There is another class of cases where facts set up in answers are apparently in the nature of pleas of confession and avoidance, but which, when carefully examined, are found to be but amplified statements, amounting substantially to a denial of one or more allegations of the complaint; that is, setting forth particular facts which show that some one or more allegations of the complaint are not true. They are like special pleas in the nature of the general issue, under the old system of practice. The present ease we consider one of that kind. One material allegation in the complaint is that the plaintiffs, at the time of the alleged entry of the defendants, were the owners and in possession of the mining claim sued for; and another is that the ownership and right of possession remained in the plaintiffs up to the commencement of the action. The defendants deny these allegations in direct and positive terms, and then proceed and amplify those denials, by alleging facts of previous abandonment and forfeiture, which, if true, would sustain the general denial.

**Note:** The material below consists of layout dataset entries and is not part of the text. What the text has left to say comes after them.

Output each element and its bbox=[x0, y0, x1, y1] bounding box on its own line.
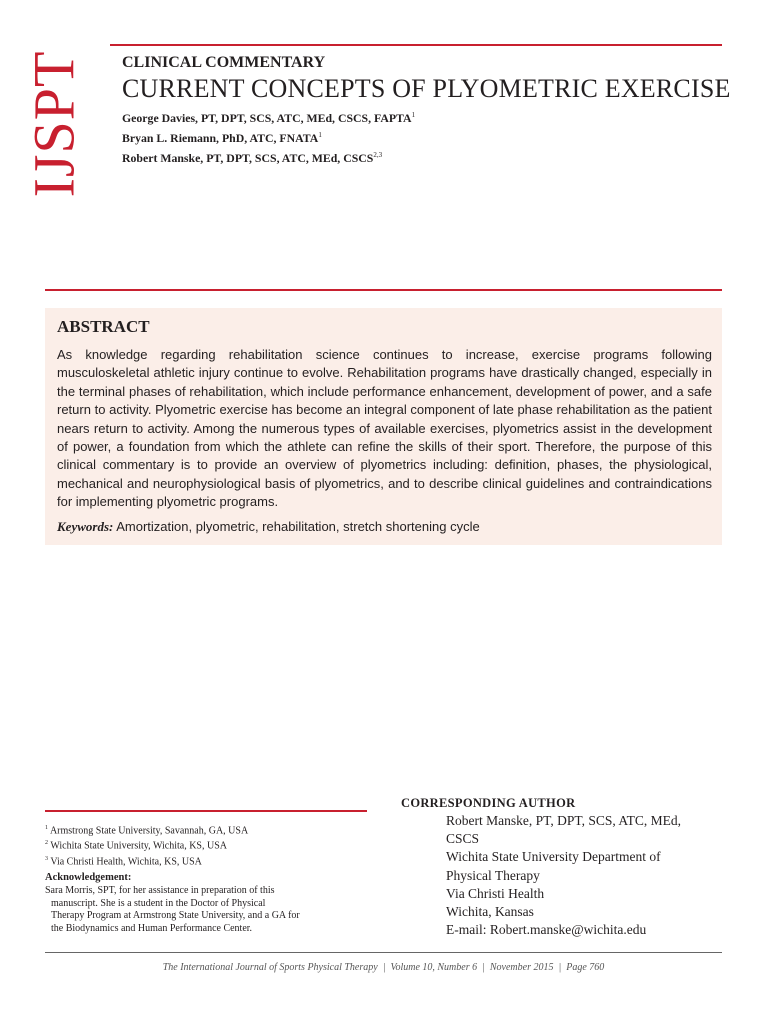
header-top-rule bbox=[110, 44, 722, 46]
affiliation-item: $^3$ Via Christi Health, Wichita, KS, USA bbox=[45, 855, 202, 867]
corresponding-author-details: Robert Manske, PT, DPT, SCS, ATC, MEd, CSCS Wichita State University Department of Physical Therapy Via Christi Health Wichita, Kansas E-mail: Robert.manske@wichita.edu bbox=[446, 812, 681, 939]
journal-logo-text: IJSPT bbox=[21, 50, 87, 198]
author-line: George Davies, PT, DPT, SCS, ATC, MEd, CSCS, FAPTA$^1$ bbox=[122, 110, 416, 125]
affiliation-item: $^1$ Armstrong State University, Savannah, GA, USA bbox=[45, 825, 249, 837]
abstract-heading: ABSTRACT bbox=[57, 317, 150, 336]
acknowledgement-text: Sara Morris, SPT, for her assistance in preparation of this manuscript. She is a student in the Doctor of Physical Therapy Program at Armstrong State University, and a GA for the Biodynamics and Human Performance Center. bbox=[45, 885, 300, 934]
article-type: CLINICAL COMMENTARY bbox=[122, 54, 326, 71]
abstract-top-rule bbox=[45, 289, 722, 291]
author-line: Bryan L. Riemann, PhD, ATC, FNATA$^1$ bbox=[122, 130, 322, 145]
footnote-rule bbox=[45, 810, 367, 812]
footer-rule bbox=[45, 952, 722, 953]
acknowledgement-heading: Acknowledgement: bbox=[45, 872, 132, 883]
keywords-list: Amortization, plyometric, rehabilitation, stretch shortening cycle bbox=[116, 519, 480, 534]
author-list bbox=[122, 107, 415, 167]
keywords-label: Keywords: bbox=[57, 519, 114, 534]
corresponding-email[interactable]: E-mail: Robert.manske@wichita.edu bbox=[446, 922, 647, 938]
page-footer: The International Journal of Sports Physical Therapy | Volume 10, Number 6 | November 2015 | Page 760 bbox=[162, 962, 605, 973]
abstract-text: As knowledge regarding rehabilitation science continues to increase, exercise programs following musculoskeletal athletic injury continue to evolve. Rehabilitation programs have drastically changed, especially in the terminal phases of rehabilitation, which include performance enhancement, development of power, and a safe return to activity. Plyometric exercise has become an integral component of late phase rehabilitation as the patient nears return to activity. Among the numerous types of available exercises, plyometrics assist in the development of power, a foundation from which the athlete can refine the skills of their sport. Therefore, the purpose of this clinical commentary is to provide an overview of plyometrics including: definition, phases, the physiological, mechanical and neurophysiological basis of plyometrics, and to describe clinical guidelines and contraindications for implementing plyometric programs. bbox=[57, 347, 712, 510]
journal-logo bbox=[21, 50, 87, 198]
keywords bbox=[57, 519, 712, 535]
author-line: Robert Manske, PT, DPT, SCS, ATC, MEd, CSCS$^{2,3}$ bbox=[122, 150, 383, 165]
corresponding-author-heading: CORRESPONDING AUTHOR bbox=[401, 796, 576, 810]
affiliation-item: $^2$ Wichita State University, Wichita, KS, USA bbox=[45, 840, 227, 852]
article-title: CURRENT CONCEPTS OF PLYOMETRIC EXERCISE bbox=[122, 74, 731, 103]
affiliations bbox=[45, 822, 248, 868]
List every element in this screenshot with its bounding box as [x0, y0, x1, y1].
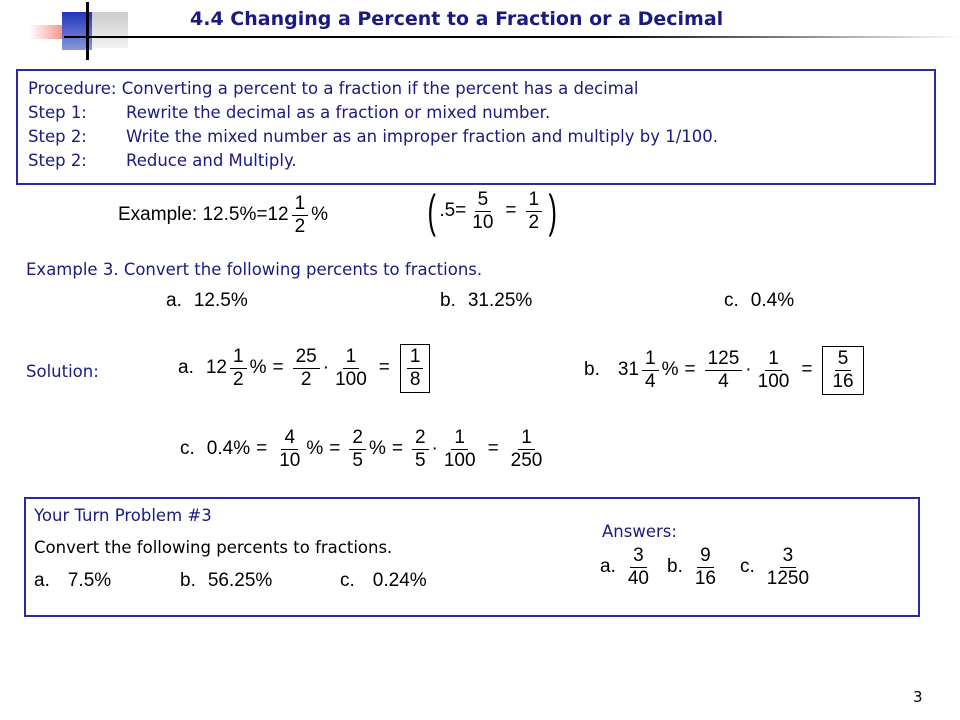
item-value: 31.25% — [467, 290, 533, 311]
procedure-step — [28, 149, 934, 173]
numerator: 1 — [407, 347, 424, 369]
denominator: 2 — [233, 368, 244, 390]
example3-item-c — [724, 290, 794, 312]
denominator: 100 — [335, 368, 367, 390]
solution-b — [584, 346, 864, 395]
page-number: 3 — [913, 688, 923, 706]
denominator: 4 — [645, 370, 656, 392]
multiply-dot: · — [431, 438, 438, 460]
numerator: 1 — [526, 190, 543, 212]
equals-sign: = — [487, 438, 499, 460]
fraction — [469, 190, 496, 233]
denominator: 5 — [352, 449, 363, 471]
fraction — [349, 428, 366, 471]
denominator: 16 — [832, 370, 854, 392]
header-decoration-gray — [92, 12, 128, 48]
fraction — [508, 428, 546, 471]
numerator: 1 — [292, 194, 309, 216]
step-text: Reduce and Multiply. — [126, 151, 297, 170]
whole-number: 12 — [205, 357, 227, 379]
fraction — [293, 347, 320, 390]
denominator: 10 — [472, 211, 494, 233]
answer-letter: b. — [667, 556, 683, 578]
slide-title: 4.4 Changing a Percent to a Fraction or a Decimal — [190, 8, 724, 30]
example3-item-b — [440, 290, 532, 312]
equals-sign: = — [272, 357, 284, 379]
fraction — [642, 349, 659, 392]
fraction — [526, 190, 543, 233]
solution-c — [180, 428, 548, 471]
item-value: 12.5% — [193, 290, 248, 311]
numerator: 1 — [765, 349, 782, 371]
solution-label: Solution: — [26, 362, 99, 381]
answers-label: Answers: — [602, 522, 677, 541]
decimal-value: .5= — [439, 200, 467, 221]
numerator: 2 — [412, 428, 429, 450]
denominator: 4 — [718, 370, 729, 392]
step-label: Step 2: — [28, 151, 87, 170]
your-turn-instruction: Convert the following percents to fractions. — [34, 538, 393, 557]
fraction — [407, 347, 424, 390]
denominator: 100 — [757, 370, 790, 392]
numerator: 5 — [835, 349, 852, 371]
your-turn-item-c — [340, 570, 427, 592]
item-value: 0.4% — [750, 290, 795, 311]
denominator: 2 — [300, 368, 312, 390]
denominator: 2 — [294, 215, 306, 237]
fraction — [705, 349, 743, 392]
numerator: 1 — [343, 347, 360, 369]
your-turn-heading: Your Turn Problem #3 — [34, 506, 212, 525]
denominator: 1250 — [766, 567, 810, 589]
item-letter: c. — [180, 438, 195, 460]
fraction — [230, 347, 247, 390]
example-aside-equation — [424, 185, 560, 237]
numerator: 3 — [780, 546, 797, 568]
percent-sign: % — [306, 438, 324, 460]
multiply-dot: · — [322, 357, 330, 379]
item-letter: c. — [724, 290, 739, 311]
item-letter: b. — [180, 570, 196, 591]
answer-box — [400, 344, 431, 393]
fraction — [692, 546, 719, 589]
denominator: 16 — [694, 567, 716, 589]
denominator: 8 — [409, 368, 421, 390]
item-letter: b. — [440, 290, 456, 311]
answer-letter: a. — [600, 556, 616, 578]
step-label: Step 1: — [28, 103, 87, 122]
percent-sign: % — [249, 357, 267, 379]
header-vertical-rule — [86, 2, 89, 60]
fraction — [332, 347, 370, 390]
answers-row — [600, 546, 815, 589]
solution-a — [178, 344, 430, 393]
step-text: Write the mixed number as an improper fraction and multiply by 1/100. — [126, 127, 719, 146]
percent-sign: % — [661, 359, 679, 381]
equals-sign: = — [378, 357, 390, 379]
procedure-box — [16, 69, 936, 185]
example-prefix: Example: 12.5%=12 — [118, 204, 289, 226]
denominator: 250 — [510, 449, 543, 471]
example-equation — [118, 194, 328, 237]
step-label: Step 2: — [28, 127, 87, 146]
fraction — [292, 194, 309, 237]
denominator: 40 — [627, 567, 649, 589]
equals-sign: = — [391, 438, 403, 460]
fraction — [829, 349, 856, 392]
numerator: 125 — [705, 349, 743, 371]
equals-sign: = — [505, 200, 517, 221]
step-text: Rewrite the decimal as a fraction or mixed number. — [126, 103, 551, 122]
your-turn-item-b — [180, 570, 272, 592]
numerator: 1 — [642, 349, 659, 371]
fraction — [625, 546, 652, 589]
answer-letter: c. — [740, 556, 755, 578]
numerator: 1 — [230, 347, 247, 369]
numerator: 4 — [281, 428, 298, 450]
answer-box — [822, 346, 863, 395]
header-horizontal-rule — [64, 36, 960, 38]
your-turn-item-a — [34, 570, 111, 592]
fraction — [412, 428, 429, 471]
procedure-step — [28, 125, 934, 149]
whole-number: 31 — [617, 359, 639, 381]
equals-sign: = — [684, 359, 696, 381]
procedure-heading: Procedure: Converting a percent to a fraction if the percent has a decimal — [28, 79, 639, 98]
numerator: 5 — [475, 190, 492, 212]
multiply-dot: · — [745, 359, 752, 381]
fraction — [764, 546, 812, 589]
numerator: 9 — [697, 546, 714, 568]
fraction — [276, 428, 303, 471]
fraction — [755, 349, 793, 392]
denominator: 100 — [443, 449, 476, 471]
item-letter: a. — [166, 290, 182, 311]
equals-sign: = — [801, 359, 813, 381]
item-letter: c. — [340, 570, 355, 591]
right-paren: ) — [548, 185, 557, 237]
item-letter: b. — [584, 359, 600, 381]
procedure-step — [28, 101, 934, 125]
start-value: 0.4% — [206, 438, 251, 460]
percent-sign: % — [311, 204, 329, 226]
equals-sign: = — [329, 438, 341, 460]
denominator: 10 — [279, 449, 301, 471]
item-value: 56.25% — [207, 570, 273, 591]
numerator: 1 — [518, 428, 535, 450]
numerator: 2 — [349, 428, 366, 450]
example3-item-a — [166, 290, 248, 312]
percent-sign: % — [368, 438, 386, 460]
numerator: 3 — [630, 546, 647, 568]
fraction — [441, 428, 479, 471]
numerator: 25 — [293, 347, 320, 369]
denominator: 2 — [528, 211, 540, 233]
equals-sign: = — [256, 438, 268, 460]
numerator: 1 — [451, 428, 468, 450]
denominator: 5 — [414, 449, 426, 471]
item-value: 7.5% — [67, 570, 112, 591]
example3-heading: Example 3. Convert the following percents to fractions. — [26, 260, 483, 279]
item-letter: a. — [178, 357, 194, 379]
item-letter: a. — [34, 570, 50, 591]
left-paren: ( — [427, 185, 436, 237]
item-value: 0.24% — [372, 570, 427, 591]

The material and issuable fact was, not that the plaintiffs months or years before were the owners and in the possession of the claim, but that such was the case'at the time of the entry of defendants; and even if the specific facts of abandonment and forfeiture had not been set forth in the answer, the defendants clearly had a right to prove them, in support of the general denial *682in their answer. It may he that the defendants were not justified in saying that the plaintiffs never had been the owners or in the possession of the claim, yet it might still be true that they were not the owners or in the possession at the time of the entry by defendants. Because they were mistaken as to an immaterial fact, they should not be precluded from proving the material fact in issue, by any legal evidence supporting their denial. The proof of abandonment and forfeiture of the property by the plaintiffs, prior and up to the time of the entry, was direct evidence in support of the general denial. We cannot see how the plaintiff was injured by having these facts fully set forth in the answer. It advised him of the character of defendants’ proof upon the main point in issue, and to that extent it was a benefit to them. The Court erred in compelling the party to elect, and in excluding the evidence of abandonment and forfeiture.

The judgment is therefore reversed, and the cause remanded for further proceedings.